Wie erkläre ich’s meinem Kind? :
Warum es im Winter so schöne Sonnenuntergänge gibt

Lesezeit: 3 Min.
Fraglos ganz besonders schön: Sonnenuntergang am Donnerstagabend über dem West Park im englischen Long Eaton
Als wollte uns der Winter für die wenigen Sonnenstunden entschädigen, beschert uns diese Jahreszeit die schönsten Sonnenuntergänge. Deren Farbenpracht hat einen einfachen Grund mit einem komplizierten Namen.

Langsam merken wir es auch: Es bleibt wieder länger hell. Kurz vor Weihnachten war der kürzeste Tag des Jahres, die Wintersonnenwende. Das heißt, auf der nördlichen Halbkugel der Erde wird die Zeit zwischen Sonnenauf- und -untergang* wieder länger. Nicht mehr als ein paar Minuten sind es jeweils pro Tag, und wenn man nicht genau darauf achtet, dauert es eine ganze Zeitlang, bis es uns von allein auffällt. Mehr als sechs Wochen ist die Wintersonnenwende jetzt her, und sechs Wochen können eine solche Zeitlang sein.

Wenn wir viel mehr drinnen sind als sonst, weil das Wetter so schlecht ist und in der Corona-Zeit gerade auch die Wege zur Schule und wieder zurück – oder zur Arbeit und wieder zurück – ausfallen, kann es gut sein, dass uns die Sonne gerade ganz besonders fehlt. Fürs Gemüt, aber auch für die körperliche Gesundheit, denn wir Menschen brauchen das Sonnenlicht, um selbst in unserem Körper das Vitamin zu erzeugen, das wichtig für den Knochenbau und unser Immunsystem ist, das Vitamin D.

Als wollte uns der Winter für die wenigen Sonnenstunden entschädigen, beschert uns diese Jahreszeit die schönsten Sonnenuntergänge. Und man muss nicht einmal extra lange aufbleiben, um sie zu sehen. Wenn die Wolken sie nicht gerade verstecken, taucht die sinkende Wintersonne die Landschaft, die Häuser, die Wolken, uns in wunderbar warme Farben: satte Gelb-, fast Orangetöne, wenn man in den Himmel schaut auch Rosa und Lila sind zu sehen. Ein Schauspiel, an dem man sich fast nicht sattsehen kann. Woher kommt das?

F.A.Z.

Die Atmosphäre umgibt die Erde wie eine schützende Hülle. Wenn die Sonne hoch am Himmel steht, ist der Weg der Sonnenstrahlen durch die zur Erde hin immer dichter werdenden Luftschichten vergleichsweise kurz, morgens und abends sehr viel länger. Man hat einen ganz guten Vergleich, wenn man eine Orange nimmt und sich vorstellt, die Schale sei die Atmosphäre. Wer mit einer Stecknadel direkt von oben durch die Schale sticht oder schräg von der Seite, merkt: Von der Seite dauert es länger, bis die Nadel die Schale durchstochen hat und am Fruchtfleisch ankommt.

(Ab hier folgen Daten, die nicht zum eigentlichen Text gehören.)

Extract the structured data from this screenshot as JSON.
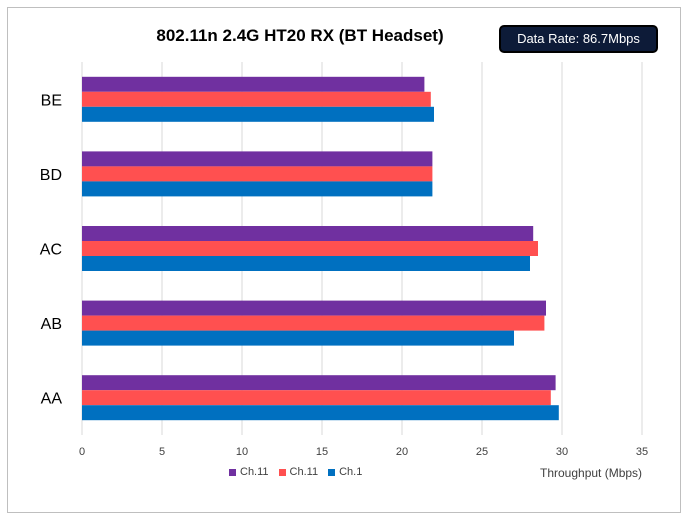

Das Sonnenlicht besteht aus einer Mischung von Lichtwellen unterschiedlicher Wellenlänge, die wir als unterschiedliche Farben wahrnehmen. Die Farben des Lichts sind noch mehr, als wir mit unseren Augen sehen können. Wie viele Farben wir im Sonnenlicht sehen können, merken wir beim Regenbogen: Da wird das Licht durch Regentröpfchen in dieses wunderbare bunte Farbspektrum aufgeteilt. Das Licht wird gestreut, sagt man, sortiert nach der Länge der Wellen. Violett und Blau auf der Innenseite des Regenbogens haben die kürzeste Wellenlänge, Orange und Rot auf seiner Außenseite die längste. Wenn es nicht gestreut wird, wenn alle Wellenlängen auftreten, dann sehen wir das Licht schlicht als weiß.

Auch Luftmoleküle* nehmen die Lichtwellen auf und senden sie wieder in alle Richtungen aus, auch sie streuen die Lichtwellen auf ihrem Weg durch die Atmosphäre, aber nicht alle gleich stark: Kürzerwelliges Licht wird stärker gestreut als längerwelliges. Beim Untergehen wirkt die Sonne rot, weil die kurzwelligen Anteile ihres Lichts, das Blau und Violett, auf diese Weise sozusagen herausgefiltert sind, wenn uns die Strahlen erreichen. Der Anteil an Gelb-, Orange- und Rottönen überwiegt.

Im Winter kommt manchmal noch eine Besonderheit hinzu, für die die Experten ein ziemlich kompliziertes Wort haben: Inversionswetterlage heißt es. Inversion ist das lateinische Wort für Umkehrung, und eine Inversionswetterlage besteht dann, wenn nicht wie sonst die Luft in Bodennähe am wärmsten ist, weil das Sonnenlicht dort seine Energie an das abgibt, worauf es trifft. Normalerweise wärmt sich die Luft am Boden auf, steigt dann nach oben und kühlt sich oben ab. Dass warme Luft nach oben steigt, kann man bei Heißluftballons erkennen oder wenn man in der Zeit, in der in den Wohnungen geheizt wird, mal auf den Schultern der Eltern mit der Hand die Wärme der Luft ganz oben unter der Zimmerdecke fühlt.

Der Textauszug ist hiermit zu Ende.